Di Maio al Colle, Mattarella non c'è

Visita "sgradita" in campagna elettorale. Il leader ricevuto dal segretario

Di Maio al Colle, Mattarella non c'è

Roma - Se davvero esistesse una «macchina organizzativa» grillina che lavora a ritmo infernale per i «botti» di fine campagna - eventi con i «futuri ministri», dossier contro avversari -, andrebbe licenziata per manifesta follia. Quella di spingere Luigi Di Maio a chiedere di esser ricevuto al Quirinale, «per cortesia istituzionale», ritenendo «doveroso impegno informare sui nomi della nostra squadra il presidente della Repubblica prima di dirli pubblicamente». Dal Quirinale prima gli è stato fatto intuire qualche «grazie anche no... il presidente è impegnato, è uscito, ha il mal di testa». Poi, vista la garbata insistenza, della vicenda s'è auto-investito il segretario generale Zampetti in persona, e così ieri mattina ha ricevuto il popolare Giggino che si è comportato come il classico sprovveduto, «rassicurando» sulle sue buone intenzioni e sulla fiducia nel «Presidente garante» . Ma poi, sempre con la massima cortesia, a Di Maio sono state spiegate un paio di cosette che dovevano essergli sfuggite. Primo: le elezioni non ci sono ancora state, il Quirinale non può essere trascinato nella bagarre, peggio se c'è sentore di trovata propagandistica. Secondo: garbo vuole che si attenda non solo il risultato, ma anche la valutazione politica che il Capo dello Stato darà della situazione emersa. Non esiste alcun mandato «automatico», inutile (forse autolesionistico) insistere oltre.

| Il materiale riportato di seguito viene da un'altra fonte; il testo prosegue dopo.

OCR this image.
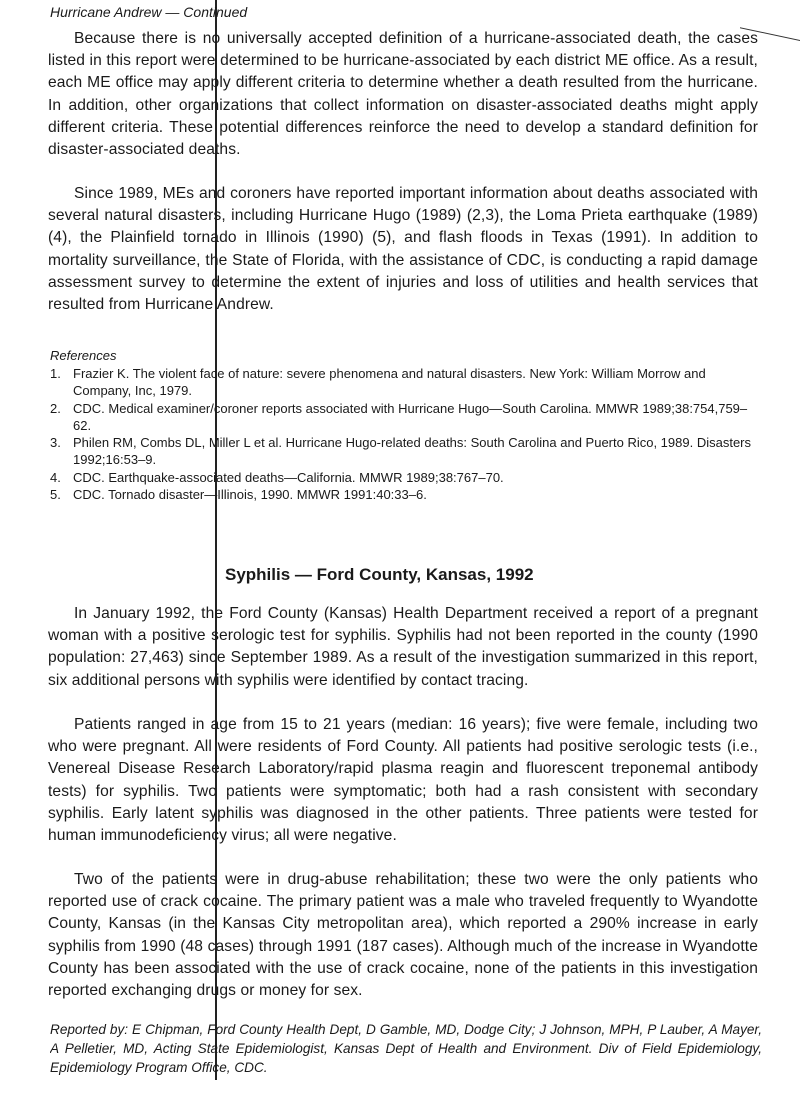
Hurricane Andrew — Continued

Because there is no universally accepted definition of a hurricane-associated death, the cases listed in this report were determined to be hurricane-associated by each district ME office. As a result, each ME office may apply different criteria to determine whether a death resulted from the hurricane. In addition, other organizations that collect information on disaster-associated deaths might apply different criteria. These potential differences reinforce the need to develop a standard definition for disaster-associated deaths.

Since 1989, MEs and coroners have reported important information about deaths associated with several natural disasters, including Hurricane Hugo (1989) (2,3), the Loma Prieta earthquake (1989) (4), the Plainfield tornado in Illinois (1990) (5), and flash floods in Texas (1991). In addition to mortality surveillance, the State of Florida, with the assistance of CDC, is conducting a rapid damage assessment survey to determine the extent of injuries and loss of utilities and health services that resulted from Hurricane Andrew.

References
1. Frazier K. The violent face of nature: severe phenomena and natural disasters. New York: William Morrow and Company, Inc, 1979.
2. CDC. Medical examiner/coroner reports associated with Hurricane Hugo—South Carolina. MMWR 1989;38:754,759–62.
3. Philen RM, Combs DL, Miller L et al. Hurricane Hugo-related deaths: South Carolina and Puerto Rico, 1989. Disasters 1992;16:53–9.
4. CDC. Earthquake-associated deaths—California. MMWR 1989;38:767–70.
5. CDC. Tornado disaster—Illinois, 1990. MMWR 1991:40:33–6.
Syphilis — Ford County, Kansas, 1992

In January 1992, the Ford County (Kansas) Health Department received a report of a pregnant woman with a positive serologic test for syphilis. Syphilis had not been reported in the county (1990 population: 27,463) since September 1989. As a result of the investigation summarized in this report, six additional persons with syphilis were identified by contact tracing.

Patients ranged in age from 15 to 21 years (median: 16 years); five were female, including two who were pregnant. All were residents of Ford County. All patients had positive serologic tests (i.e., Venereal Disease Research Laboratory/rapid plasma reagin and fluorescent treponemal antibody tests) for syphilis. Two patients were symptomatic; both had a rash consistent with secondary syphilis. Early latent syphilis was diagnosed in the other patients. Three patients were tested for human immunodeficiency virus; all were negative.

Two of the patients were in drug-abuse rehabilitation; these two were the only patients who reported use of crack cocaine. The primary patient was a male who traveled frequently to Wyandotte County, Kansas (in the Kansas City metropolitan area), which reported a 290% increase in early syphilis from 1990 (48 cases) through 1991 (187 cases). Although much of the increase in Wyandotte County has been associated with the use of crack cocaine, none of the patients in this investigation reported exchanging drugs or money for sex.

Reported by: E Chipman, Ford County Health Dept, D Gamble, MD, Dodge City; J Johnson, MPH, P Lauber, A Mayer, A Pelletier, MD, Acting State Epidemiologist, Kansas Dept of Health and Environment. Div of Field Epidemiology, Epidemiology Program Office, CDC.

Nella spasmodica ricerca di ulteriori diversivi, l'aspirante premier ha ripiegato sul provino (davanti allo specchio?) del discorso d'investitura. «È con molta emozione e sincerità... che vi dico che è una supersquadra di cui sono molto orgoglioso. Uomini e donne di buona volontà, non le stesse facce che vedete da 20 anni... non incompetenti, non arrivisti e affaristi, nulla dello schifo cui siete abituati. Persone competenti, oneste e riconosciute». L'amico Di Battista intanto metteva una pezza: «La situazione è delicata, il gesto di Di Maio è stato molto responsabile, fatto per non far cadere il Paese nel caos dopo le elezioni». In effetti, non si sa bene chi sia il consigliere giuridico-istituzionale dei grillini, ma un corso di ripasso non gli farebbe male. Partendo forse da questa storia della squadra di governo così in voga. Per completarla pare che manchi solo un nome, l'economia. Ha ribadito il suo «no» il professor Becchetti di Tor Vergata. In pole position, potrebbe esserci Claudio Consolo, già candidato a Roma 1, padovano, solida mente economico-giuridica e già consulente di Alfano alla giustizia (e non solo). Al Lavoro, Pasquale Tridico, docente a Roma Tre; al Mise (o all'Università) Lorenzo Fioramonti, docente a Pretoria. Vincenzo Spadafora, ex garante per l'infanzia, potrebbe essere il primo ministro «per la Qualità della vita e il benessere delle famiglie e dei bambini». Molte le donne nei ministeri chiave, in primis all'Interno. Il capitano De Falco, che aspirava alla Difesa, azzoppato dallo scandalo familiare, spera nel repêchage.

Per lo Sport, è stato contattato nientemento che Zdenek Zeman. Il quale, non essendo un fessacchiotto, per ora si limita ad annunciare la presenza alla presentazione del programma sportivo (il 28 febbraio a Pescara). Mai dire mai.